Movie director pairs: documentarists Charlotte Zwerin, 72 (studies of Capote, De Kooning, Horowitz, Monk and Ella, as well as the Rolling Stones Altamont doc "Gimme Shelter") and Jean Rouch, 86 (the seminal "Chronicle of a Summer" and 100 more). ... Some directors can do anything; others will do anything, no matter how outré or déclassé. In the 60s, Larry Buchanan, 81, made very bad horror movies; his "Attack of the the Eye Creatures," whose unproofread title is the first testament to its ineptness, surfaced on "Mystery Science Theater 3000." Later, Buchanan (who seemed eerily ordinary in his Psychotronic Video interview), turned to religious films. His melancholy-twilight opus, "The Copper Scroll of Mary Magdalene," was completed just before his death. Irvin S. Yeaworth, Jr., 78, directed "The Blob," "4D Man" and "Dinosaurus," then, like Buchanan, got religion and made many Christian films. An ordained Methodist minister, Yeaworth died in Amman, Jordan, where he was building a theme park. What the theme was, I can't say.

Two generations of sex films are represented by Russ Meyer, 82, the sexploitation auteur whom I discussed in earlier columns, and Geoffrey Karen Dior, 37, dead of AIDS after a rowdy career as a gay porno star, director and gossipist. The website of this transvestite tootsie itemizes "his print and runway modeling; live solo performances and membership in the bands The Johnny Depp Clones and Goddess; and his encounters with stars (Drew Barrymore, Gerardo, kd lang, Janet Leigh, John Candy, Madonna, Hugh Hefner, David Faustino, and more)." Dior's memoir "Sleeping Under the Stars" ("I hope you enjoy reading it as much as I enjoyed living it!") cued one reviewer to proclaim it "about the closest thing you'll ever come to reading a porn movie.... His version of falling in love is a second fuck." And they say romance is dead.



BRUSHES WITH GREATNESS

In my job as a TIME movie critic and features writer, I am insulated from celebrity encounters by what's left of the TIME writer-reporter system.
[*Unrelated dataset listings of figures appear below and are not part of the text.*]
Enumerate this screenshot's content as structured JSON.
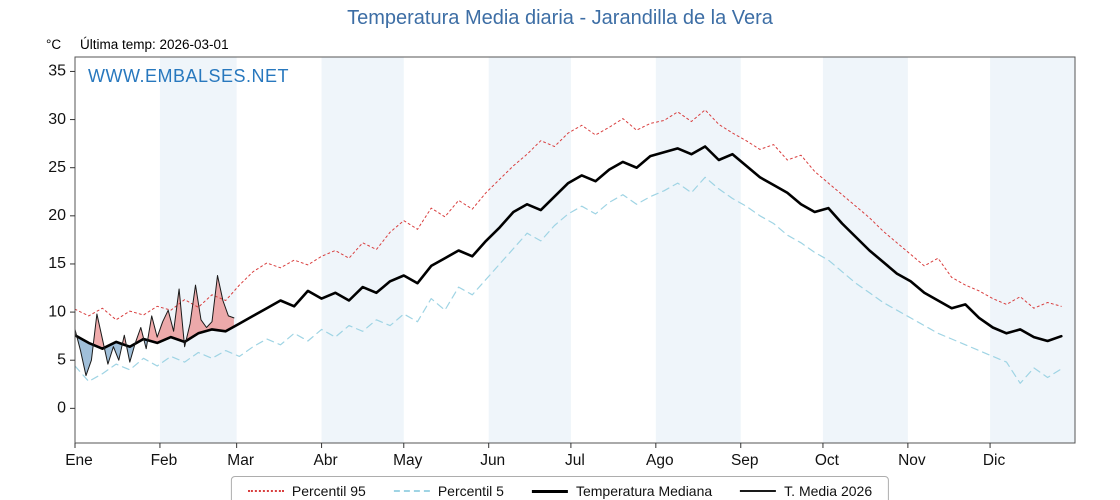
{
  "header": {
    "title": "Temperatura Media diaria - Jarandilla de la Vera",
    "y_unit_label": "°C",
    "last_temp_label": "Última temp: 2026-03-01",
    "watermark": "WWW.EMBALSES.NET"
  },
  "colors": {
    "title": "#3d6ea5",
    "watermark": "#2878be",
    "band": "#eff5fa",
    "frame": "#555555",
    "tick": "#333333",
    "tick_label": "#111111",
    "fill_above": "#e98080",
    "fill_below": "#6d9cc4"
  },
  "chart_data": {
    "type": "line",
    "title": "Temperatura Media diaria - Jarandilla de la Vera",
    "xlabel": "",
    "ylabel": "°C",
    "ylim": [
      -3.6,
      36.5
    ],
    "y_ticks": [
      0,
      5,
      10,
      15,
      20,
      25,
      30,
      35
    ],
    "month_labels": [
      "Ene",
      "Feb",
      "Mar",
      "Abr",
      "May",
      "Jun",
      "Jul",
      "Ago",
      "Sep",
      "Oct",
      "Nov",
      "Dic"
    ],
    "month_start_days": [
      1,
      32,
      60,
      91,
      121,
      152,
      182,
      213,
      244,
      274,
      305,
      335
    ],
    "days_in_year": 366,
    "legend_position": "bottom",
    "grid": false,
    "x_days": [
      1,
      6,
      11,
      16,
      21,
      26,
      31,
      36,
      41,
      46,
      51,
      56,
      61,
      66,
      71,
      76,
      81,
      86,
      91,
      96,
      101,
      106,
      111,
      116,
      121,
      126,
      131,
      136,
      141,
      146,
      151,
      156,
      161,
      166,
      171,
      176,
      181,
      186,
      191,
      196,
      201,
      206,
      211,
      216,
      221,
      226,
      231,
      236,
      241,
      246,
      251,
      256,
      261,
      266,
      271,
      276,
      281,
      286,
      291,
      296,
      301,
      306,
      311,
      316,
      321,
      326,
      331,
      336,
      341,
      346,
      351,
      356,
      361
    ],
    "series": [
      {
        "name": "Percentil 95",
        "color": "#d93f3f",
        "line_style": "dotted",
        "width": 1,
        "values": [
          10.3,
          9.6,
          10.4,
          9.2,
          10.1,
          9.7,
          10.6,
          10.2,
          11.3,
          10.5,
          11.8,
          11.2,
          12.8,
          14.2,
          15.1,
          14.6,
          15.4,
          14.9,
          15.8,
          16.4,
          15.6,
          17.2,
          16.5,
          18.3,
          19.5,
          18.6,
          20.8,
          19.9,
          21.6,
          20.7,
          22.4,
          23.8,
          25.2,
          26.4,
          27.8,
          27.2,
          28.6,
          29.4,
          28.4,
          29.2,
          30.1,
          28.9,
          29.6,
          29.9,
          30.8,
          29.8,
          31.0,
          29.5,
          28.6,
          27.8,
          26.9,
          27.4,
          25.8,
          26.3,
          24.6,
          23.4,
          22.2,
          21.0,
          19.8,
          18.4,
          17.2,
          16.0,
          14.8,
          15.6,
          13.6,
          12.8,
          12.2,
          11.4,
          10.8,
          11.6,
          10.4,
          11.0,
          10.6
        ]
      },
      {
        "name": "Percentil 5",
        "color": "#9fd4e4",
        "line_style": "dashed",
        "width": 1.2,
        "values": [
          4.4,
          2.8,
          3.6,
          4.6,
          4.0,
          5.2,
          4.4,
          5.4,
          4.8,
          5.8,
          5.2,
          6.0,
          5.4,
          6.4,
          7.2,
          6.6,
          7.8,
          7.0,
          8.2,
          7.4,
          8.6,
          8.0,
          9.2,
          8.6,
          9.8,
          9.0,
          11.4,
          10.2,
          12.6,
          11.8,
          13.4,
          15.0,
          16.6,
          18.2,
          17.4,
          19.0,
          20.2,
          21.0,
          20.2,
          21.4,
          22.2,
          21.2,
          22.0,
          22.6,
          23.4,
          22.4,
          24.0,
          22.8,
          21.8,
          21.0,
          20.0,
          19.2,
          18.0,
          17.2,
          16.2,
          15.4,
          14.2,
          13.0,
          12.0,
          11.0,
          10.2,
          9.4,
          8.6,
          7.8,
          7.2,
          6.6,
          6.0,
          5.4,
          4.8,
          2.6,
          4.2,
          3.2,
          4.1
        ]
      },
      {
        "name": "Temperatura Mediana",
        "color": "#000000",
        "line_style": "solid",
        "width": 2.6,
        "values": [
          7.6,
          6.8,
          6.2,
          6.9,
          6.4,
          7.2,
          6.8,
          7.4,
          6.9,
          7.8,
          8.2,
          8.0,
          8.8,
          9.6,
          10.4,
          11.2,
          10.6,
          12.2,
          11.4,
          12.0,
          11.2,
          12.6,
          12.0,
          13.2,
          13.8,
          13.0,
          14.8,
          15.6,
          16.4,
          15.8,
          17.4,
          18.8,
          20.4,
          21.2,
          20.6,
          22.0,
          23.4,
          24.2,
          23.6,
          24.8,
          25.6,
          25.0,
          26.2,
          26.6,
          27.0,
          26.4,
          27.2,
          25.8,
          26.4,
          25.2,
          24.0,
          23.2,
          22.4,
          21.2,
          20.4,
          20.8,
          19.2,
          17.8,
          16.4,
          15.2,
          14.0,
          13.2,
          12.0,
          11.2,
          10.4,
          10.8,
          9.4,
          8.4,
          7.8,
          8.2,
          7.4,
          7.0,
          7.5
        ]
      },
      {
        "name": "T. Media 2026",
        "color": "#1a1a1a",
        "line_style": "solid",
        "width": 1,
        "x": [
          1,
          3,
          5,
          7,
          9,
          11,
          13,
          15,
          17,
          19,
          21,
          23,
          25,
          27,
          29,
          31,
          33,
          35,
          37,
          39,
          41,
          43,
          45,
          47,
          49,
          51,
          53,
          55,
          57,
          59
        ],
        "values": [
          8.2,
          6.0,
          3.4,
          5.0,
          9.8,
          7.2,
          4.6,
          6.4,
          5.0,
          7.6,
          4.8,
          6.8,
          8.4,
          6.2,
          9.6,
          7.4,
          9.0,
          10.2,
          8.0,
          12.4,
          6.4,
          8.8,
          12.8,
          9.2,
          8.4,
          9.0,
          13.8,
          11.2,
          9.6,
          9.4
        ]
      }
    ]
  }
}
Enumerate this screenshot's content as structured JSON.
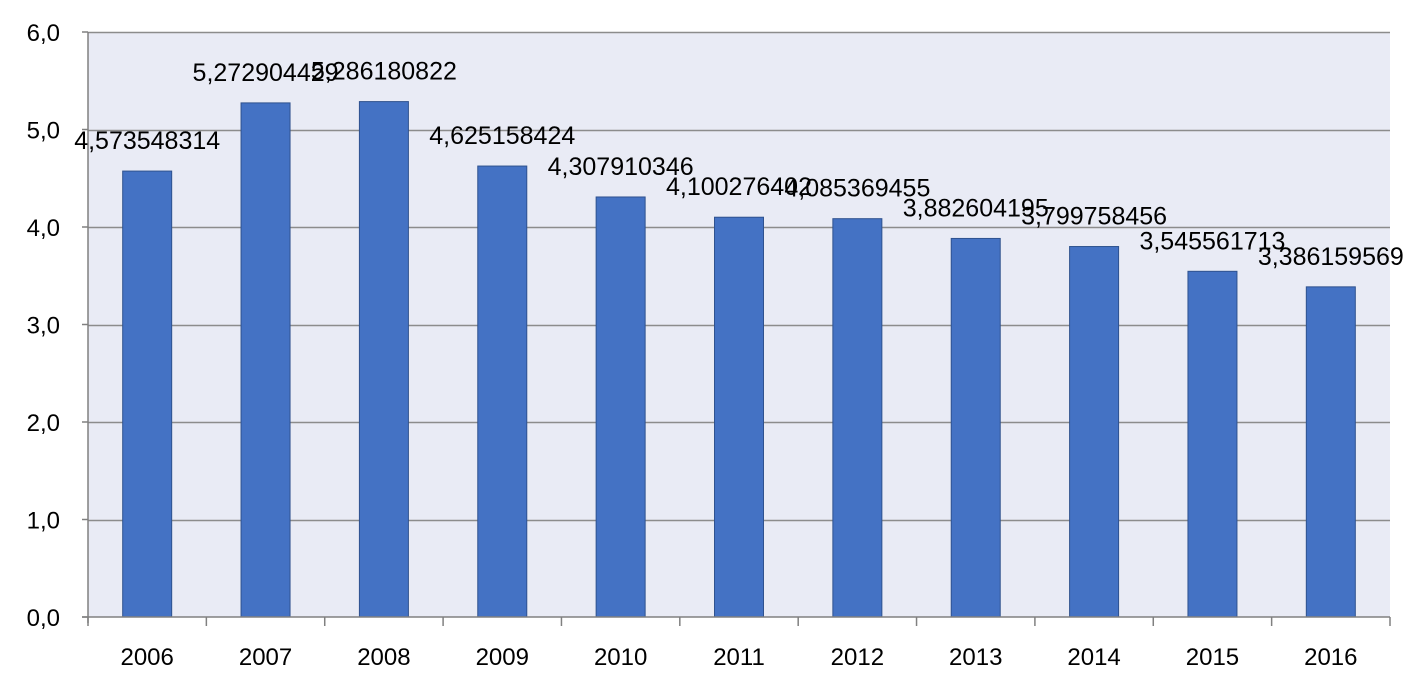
{
  "chart_data": {
    "type": "bar",
    "title": "",
    "xlabel": "",
    "ylabel": "",
    "categories": [
      "2006",
      "2007",
      "2008",
      "2009",
      "2010",
      "2011",
      "2012",
      "2013",
      "2014",
      "2015",
      "2016"
    ],
    "values": [
      4.573548314,
      5.272904429,
      5.286180822,
      4.625158424,
      4.307910346,
      4.100276402,
      4.085369455,
      3.882604195,
      3.799758456,
      3.545561713,
      3.386159569
    ],
    "data_labels": [
      "4,573548314",
      "5,272904429",
      "5,286180822",
      "4,625158424",
      "4,307910346",
      "4,100276402",
      "4,085369455",
      "3,882604195",
      "3,799758456",
      "3,545561713",
      "3,386159569"
    ],
    "ylim": [
      0,
      6
    ],
    "yticks": [
      0,
      1,
      2,
      3,
      4,
      5,
      6
    ],
    "ytick_labels": [
      "0,0",
      "1,0",
      "2,0",
      "3,0",
      "4,0",
      "5,0",
      "6,0"
    ],
    "grid": true,
    "legend": "none",
    "colors": {
      "bar_fill": "#4472C4",
      "bar_stroke": "#2F528F",
      "plot_background": "#E9EBF5",
      "gridline": "#8C8C8C",
      "axis": "#808080"
    }
  }
}
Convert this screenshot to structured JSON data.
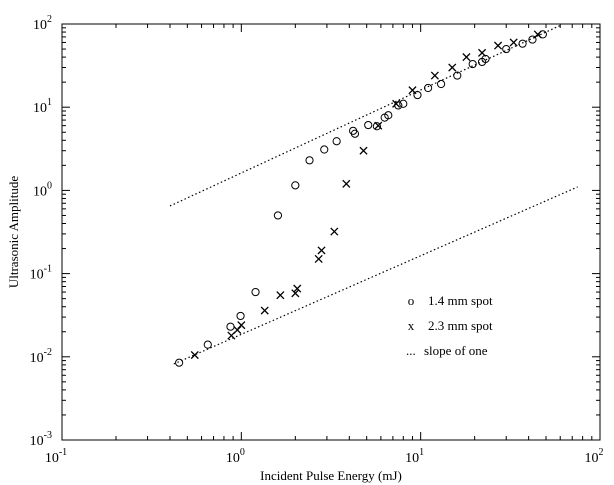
{
  "chart_data": {
    "type": "scatter",
    "title": "",
    "xlabel": "Incident Pulse Energy (mJ)",
    "ylabel": "Ultrasonic Amplitude",
    "xscale": "log",
    "yscale": "log",
    "xlim": [
      0.1,
      100
    ],
    "ylim": [
      0.001,
      100
    ],
    "grid": false,
    "legend_placement": "lower-right",
    "x_ticks": [
      {
        "base": "10",
        "exp": "-1",
        "value": 0.1
      },
      {
        "base": "10",
        "exp": "0",
        "value": 1
      },
      {
        "base": "10",
        "exp": "1",
        "value": 10
      },
      {
        "base": "10",
        "exp": "2",
        "value": 100
      }
    ],
    "y_ticks": [
      {
        "base": "10",
        "exp": "-3",
        "value": 0.001
      },
      {
        "base": "10",
        "exp": "-2",
        "value": 0.01
      },
      {
        "base": "10",
        "exp": "-1",
        "value": 0.1
      },
      {
        "base": "10",
        "exp": "0",
        "value": 1
      },
      {
        "base": "10",
        "exp": "1",
        "value": 10
      },
      {
        "base": "10",
        "exp": "2",
        "value": 100
      }
    ],
    "series": [
      {
        "name": "1.4 mm spot",
        "marker": "o",
        "points": [
          [
            0.45,
            0.0085
          ],
          [
            0.65,
            0.014
          ],
          [
            0.87,
            0.023
          ],
          [
            0.99,
            0.031
          ],
          [
            1.2,
            0.06
          ],
          [
            1.6,
            0.5
          ],
          [
            2.0,
            1.15
          ],
          [
            2.4,
            2.3
          ],
          [
            2.9,
            3.1
          ],
          [
            3.4,
            3.9
          ],
          [
            4.2,
            5.2
          ],
          [
            4.3,
            4.8
          ],
          [
            5.1,
            6.1
          ],
          [
            5.7,
            5.9
          ],
          [
            6.3,
            7.5
          ],
          [
            6.6,
            8.0
          ],
          [
            7.5,
            10.5
          ],
          [
            8.0,
            11.0
          ],
          [
            9.6,
            14.0
          ],
          [
            11.0,
            17.0
          ],
          [
            13.0,
            19.0
          ],
          [
            16.0,
            24.0
          ],
          [
            19.5,
            33.0
          ],
          [
            22.0,
            35.0
          ],
          [
            23.0,
            38.0
          ],
          [
            30.0,
            50.0
          ],
          [
            37.0,
            58.0
          ],
          [
            42.0,
            65.0
          ],
          [
            48.0,
            75.0
          ]
        ]
      },
      {
        "name": "2.3 mm spot",
        "marker": "x",
        "points": [
          [
            0.55,
            0.0105
          ],
          [
            0.88,
            0.018
          ],
          [
            0.95,
            0.021
          ],
          [
            1.0,
            0.024
          ],
          [
            1.35,
            0.036
          ],
          [
            1.65,
            0.055
          ],
          [
            2.0,
            0.058
          ],
          [
            2.05,
            0.066
          ],
          [
            2.7,
            0.15
          ],
          [
            2.8,
            0.19
          ],
          [
            3.3,
            0.32
          ],
          [
            3.85,
            1.2
          ],
          [
            4.8,
            3.0
          ],
          [
            5.8,
            6.0
          ],
          [
            7.3,
            11.0
          ],
          [
            9.0,
            16.0
          ],
          [
            12.0,
            24.0
          ],
          [
            15.0,
            30.0
          ],
          [
            18.0,
            40.0
          ],
          [
            22.0,
            45.0
          ],
          [
            27.0,
            55.0
          ],
          [
            33.0,
            60.0
          ],
          [
            45.0,
            75.0
          ]
        ]
      },
      {
        "name": "slope of one",
        "marker": "dotted-line",
        "lines": [
          [
            [
              0.42,
              0.0082
            ],
            [
              75.0,
              1.1
            ]
          ],
          [
            [
              0.4,
              0.65
            ],
            [
              60.0,
              96.0
            ]
          ]
        ]
      }
    ],
    "legend": [
      {
        "symbol": "o",
        "label": "1.4 mm spot"
      },
      {
        "symbol": "x",
        "label": "2.3 mm spot"
      },
      {
        "symbol": "...",
        "label": "slope of one"
      }
    ]
  }
}
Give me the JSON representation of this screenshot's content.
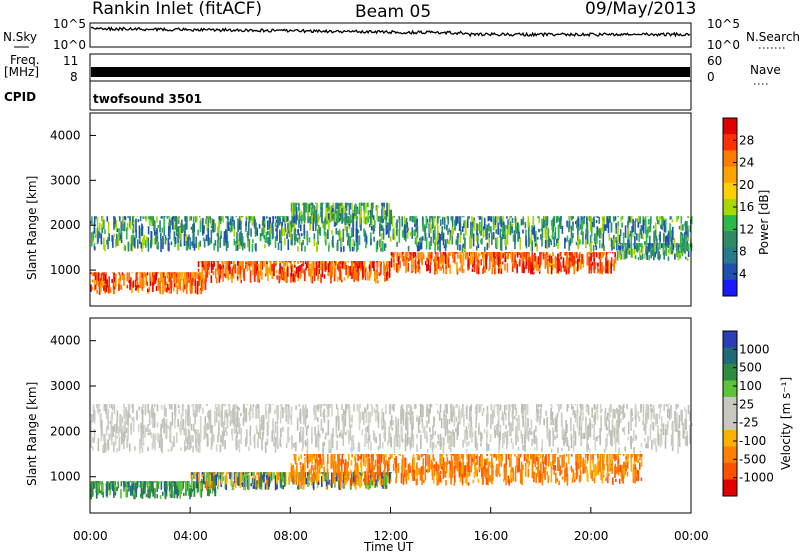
{
  "header": {
    "station": "Rankin Inlet (fitACF)",
    "beam": "Beam 05",
    "date": "09/May/2013"
  },
  "top_panels": {
    "nsky": {
      "label": "N.Sky",
      "ticks": [
        "10^5",
        "10^0"
      ]
    },
    "nsearch": {
      "label": "N.Search",
      "ticks": [
        "10^5",
        "10^0"
      ]
    },
    "freq": {
      "label_line1": "Freq.",
      "label_line2": "[MHz]",
      "ticks": [
        "11",
        "8"
      ]
    },
    "nave": {
      "label": "Nave",
      "ticks": [
        "60",
        "0"
      ]
    },
    "cpid": {
      "label": "CPID",
      "value": "twofsound 3501"
    }
  },
  "panels": {
    "power": {
      "ylabel": "Slant Range [km]",
      "cbar_label": "Power [dB]",
      "cbar_ticks": [
        "28",
        "24",
        "20",
        "16",
        "12",
        "8",
        "4"
      ],
      "cbar_colors": [
        "#e00000",
        "#ff3000",
        "#ff7a00",
        "#ffa300",
        "#ffcf00",
        "#a8d800",
        "#2fb84a",
        "#2e8b64",
        "#267a8a",
        "#1f4fb0",
        "#1a1aff"
      ]
    },
    "velocity": {
      "ylabel": "Slant Range [km]",
      "cbar_label": "Velocity [m s⁻¹]",
      "cbar_ticks": [
        "1000",
        "500",
        "100",
        "25",
        "-25",
        "-100",
        "-500",
        "-1000"
      ],
      "cbar_colors": [
        "#2a3fb5",
        "#1f6b7a",
        "#2e8b3f",
        "#5cc33a",
        "#c8c8c0",
        "#c8c8c0",
        "#ffb000",
        "#ff8000",
        "#ff5000",
        "#e00000"
      ]
    }
  },
  "xaxis": {
    "label": "Time UT",
    "ticks": [
      "00:00",
      "04:00",
      "08:00",
      "12:00",
      "16:00",
      "20:00",
      "00:00"
    ]
  },
  "chart_data": {
    "type": "heatmap",
    "title": "Rankin Inlet (fitACF) Beam 05 09/May/2013",
    "xlabel": "Time UT",
    "ylabel": "Slant Range [km]",
    "x_ticks": [
      "00:00",
      "04:00",
      "08:00",
      "12:00",
      "16:00",
      "20:00",
      "00:00"
    ],
    "xlim_hours": [
      0,
      24
    ],
    "ylim_km": [
      200,
      4500
    ],
    "y_ticks": [
      1000,
      2000,
      3000,
      4000
    ],
    "fields": [
      {
        "name": "Power [dB]",
        "color_scale": [
          4,
          8,
          12,
          16,
          20,
          24,
          28
        ],
        "bands": [
          {
            "t0": 0.0,
            "t1": 4.6,
            "r0": 450,
            "r1": 950,
            "level": "high"
          },
          {
            "t0": 4.3,
            "t1": 12.0,
            "r0": 700,
            "r1": 1200,
            "level": "high"
          },
          {
            "t0": 12.0,
            "t1": 21.0,
            "r0": 900,
            "r1": 1400,
            "level": "high"
          },
          {
            "t0": 21.0,
            "t1": 24.0,
            "r0": 1200,
            "r1": 1600,
            "level": "medium"
          },
          {
            "t0": 0.0,
            "t1": 24.0,
            "r0": 1400,
            "r1": 2200,
            "level": "medium"
          },
          {
            "t0": 8.0,
            "t1": 12.0,
            "r0": 2000,
            "r1": 2500,
            "level": "medium"
          }
        ]
      },
      {
        "name": "Velocity [m s^-1]",
        "color_scale": [
          -1000,
          -500,
          -100,
          -25,
          25,
          100,
          500,
          1000
        ],
        "bands": [
          {
            "t0": 0.0,
            "t1": 5.0,
            "r0": 500,
            "r1": 900,
            "velocity": "positive"
          },
          {
            "t0": 4.0,
            "t1": 12.0,
            "r0": 700,
            "r1": 1100,
            "velocity": "mixed"
          },
          {
            "t0": 8.0,
            "t1": 22.0,
            "r0": 800,
            "r1": 1500,
            "velocity": "negative"
          },
          {
            "t0": 0.0,
            "t1": 24.0,
            "r0": 1500,
            "r1": 2600,
            "velocity": "near-zero"
          }
        ]
      }
    ]
  }
}
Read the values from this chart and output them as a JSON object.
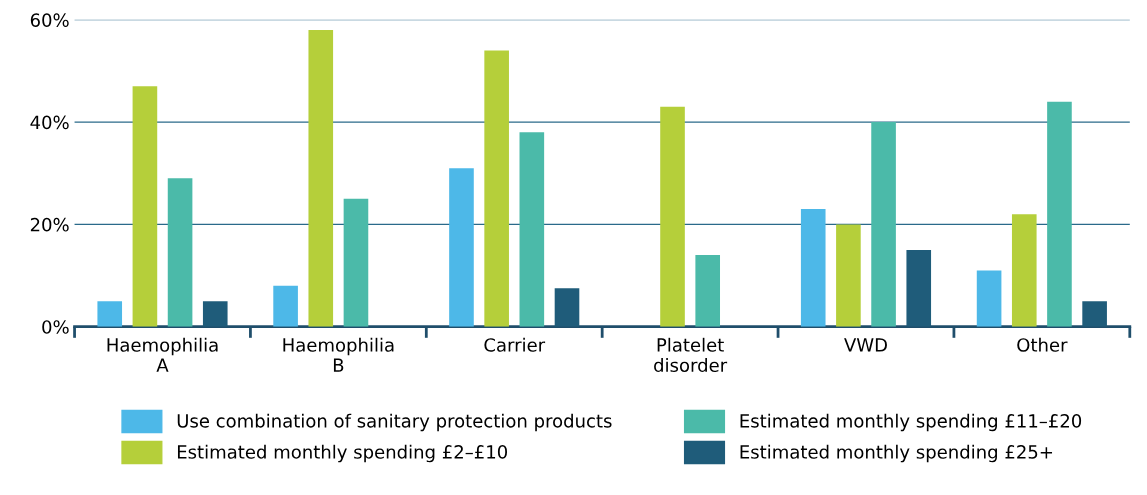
{
  "chart_data": {
    "type": "bar",
    "categories": [
      "Haemophilia\nA",
      "Haemophilia\nB",
      "Carrier",
      "Platelet\ndisorder",
      "VWD",
      "Other"
    ],
    "series": [
      {
        "name": "Use combination of sanitary protection products",
        "color": "#4db8e8",
        "values": [
          5,
          8,
          31,
          0,
          23,
          11
        ]
      },
      {
        "name": "Estimated monthly spending £2–£10",
        "color": "#b5cf3a",
        "values": [
          47,
          58,
          54,
          43,
          20,
          22
        ]
      },
      {
        "name": "Estimated monthly spending £11–£20",
        "color": "#4bbaa9",
        "values": [
          29,
          25,
          38,
          14,
          40,
          44
        ]
      },
      {
        "name": "Estimated monthly spending £25+",
        "color": "#1f5c7a",
        "values": [
          5,
          0,
          7.5,
          0,
          15,
          5
        ]
      }
    ],
    "ylim": [
      0,
      60
    ],
    "yticks": [
      {
        "value": 0,
        "label": "0%"
      },
      {
        "value": 20,
        "label": "20%"
      },
      {
        "value": 40,
        "label": "40%"
      },
      {
        "value": 60,
        "label": "60%"
      }
    ],
    "grid": "y",
    "legend": "bottom"
  }
}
A correspondent interviews the actor or director and files a report, then I write it into a story. The result is that I haven't met many of the people I've written about, including cover subjects. But chance has thrown me together with a few eminences who died last year and left me with personal reminscences I'd like briefly to share.

A last, deep bow to two grand ladies: Phyllis Adams, 79, the actress, journalist, TV producer, Amnesty International fund-raiser and all-round blithe spirit whom I memorialized in a column last summer; and Frances Dee, 94, the University of Chicago grad who became a 30s star playing good girls in movies that, unfortunately for this lustrous brunette, rewarded spunk or sadness. In "An American Tragedy" she had the Elizabeth Taylor role, while Sylvia Sidney got the showier victim part. She was out-emoted by Bette Davis in "Of Human Bondage" and Miriam Hopkins in "Becky Sharp," and was Meg to Katharine Hepburn's Jo (no contest there) in the George Cukor "Little Women." Her favorite role of the decade: William Wyler's "The Gay Deception" with Francis Lederer. She's best remembered for a 40s B picture, "I Walked With a Zombie" (a Jamaican "Jane Eyre" that still has a spooky sheen). She made four films — "One Man's Journey," "The Silver Cord," "Wells Fargo" and "Four Faces West" — with her husband Joel McCrea, who died on their 57th wedding anniversary. Frances, who came out of retirement to test for the "Titanic" role that got Gloria Stuart an Oscar nomination, occasionally flew to New York to see her son Peter, a friend of my wife Mary. Ages after she had retired to raise a family on the McCrea ranch, Frances was beautiful, gracious and warm, an enduring symbol of American elegance.